Friday, April 19, 2024
The Observer

Professor stresses career vocation

The challenge of balancing both a career and family - a thought that worries many college students - served as the focus of Boston University professor Claire Wolfteich's Tuesday night talk at Saint Mary's.

As a professor and mother of three, Wolfteich came to the College's Stapleton Lounge as part of the Center for Spirituality's 2006 Endowed Fall Lecture series to discuss the changing views of women in the workplace.

"Work is a vocation," Wolfteich said. "Women are primarily seen as mothers."

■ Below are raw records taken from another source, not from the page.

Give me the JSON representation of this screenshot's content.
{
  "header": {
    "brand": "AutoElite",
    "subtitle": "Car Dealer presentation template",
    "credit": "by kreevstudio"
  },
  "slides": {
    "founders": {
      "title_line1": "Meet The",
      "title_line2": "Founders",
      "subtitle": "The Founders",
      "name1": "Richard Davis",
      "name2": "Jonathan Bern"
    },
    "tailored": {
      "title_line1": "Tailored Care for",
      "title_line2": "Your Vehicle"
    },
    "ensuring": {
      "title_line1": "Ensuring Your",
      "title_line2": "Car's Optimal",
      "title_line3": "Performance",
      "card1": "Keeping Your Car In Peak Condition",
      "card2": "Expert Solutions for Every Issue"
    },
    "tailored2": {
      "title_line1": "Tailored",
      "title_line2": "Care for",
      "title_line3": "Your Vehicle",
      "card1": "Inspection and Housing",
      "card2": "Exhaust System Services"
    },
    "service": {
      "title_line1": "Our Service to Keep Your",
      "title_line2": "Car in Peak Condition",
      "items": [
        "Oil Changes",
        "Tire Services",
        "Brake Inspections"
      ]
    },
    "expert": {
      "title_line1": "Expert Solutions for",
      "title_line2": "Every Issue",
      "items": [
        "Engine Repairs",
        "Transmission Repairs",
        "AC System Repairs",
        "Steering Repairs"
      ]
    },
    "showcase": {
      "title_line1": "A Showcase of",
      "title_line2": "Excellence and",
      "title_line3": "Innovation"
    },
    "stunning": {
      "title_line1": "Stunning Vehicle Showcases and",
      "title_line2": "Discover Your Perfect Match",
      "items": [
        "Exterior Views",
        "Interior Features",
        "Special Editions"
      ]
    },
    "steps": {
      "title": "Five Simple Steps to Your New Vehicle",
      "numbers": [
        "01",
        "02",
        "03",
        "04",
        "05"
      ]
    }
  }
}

This stereotype, she said, has historically been a threat to women working outside the house. Over time, however, more women have dissolved that image and pursued careers, she said.

Wolfteich said this change has also stemmed from the religious world, and she reminded the audience of papal encyclicals that encouraged women to venture into the workplace.

In a 1995 encyclical, the late Pope John Paul II specifically thanks "women who work," she said, which allows women to fulfill their desire to work.

"Work does influence women's life in many ways," Wolfteich said.

Careers give women a chance to redefine themselves and their lives, she said, and allows them to reshape their devotional life.

Wolfteich encouraged the women in the room to recognize their job as a vocation - something that not many do, she said, especially if work does not involve service or suffering.

"There needs to be more guidance for women," Wolfteich said, pointing at the insufficient number of examples of women who balance work and home.

Although Wolfteich said there is also a lack of spiritual models to serve as guidance for working women, she believes it is only a matter of time before that changes.

While Wolfteich anticipates an increase of female role models, accounting professor MaryAnn Merryman said she believes society has already made positive strides to impress a balance of work and home life onto young women.

"The thing students have today that we didn't have is role models," Merryman said. "I value that. I take that part of my vocation seriously."

Sophomore Andrea Krebs said she believes the educational experience should further address students' potential role as mothers.

[Being a mother] hasn't even been addressed," Krebs said. "The focus is on the job and getting a good job."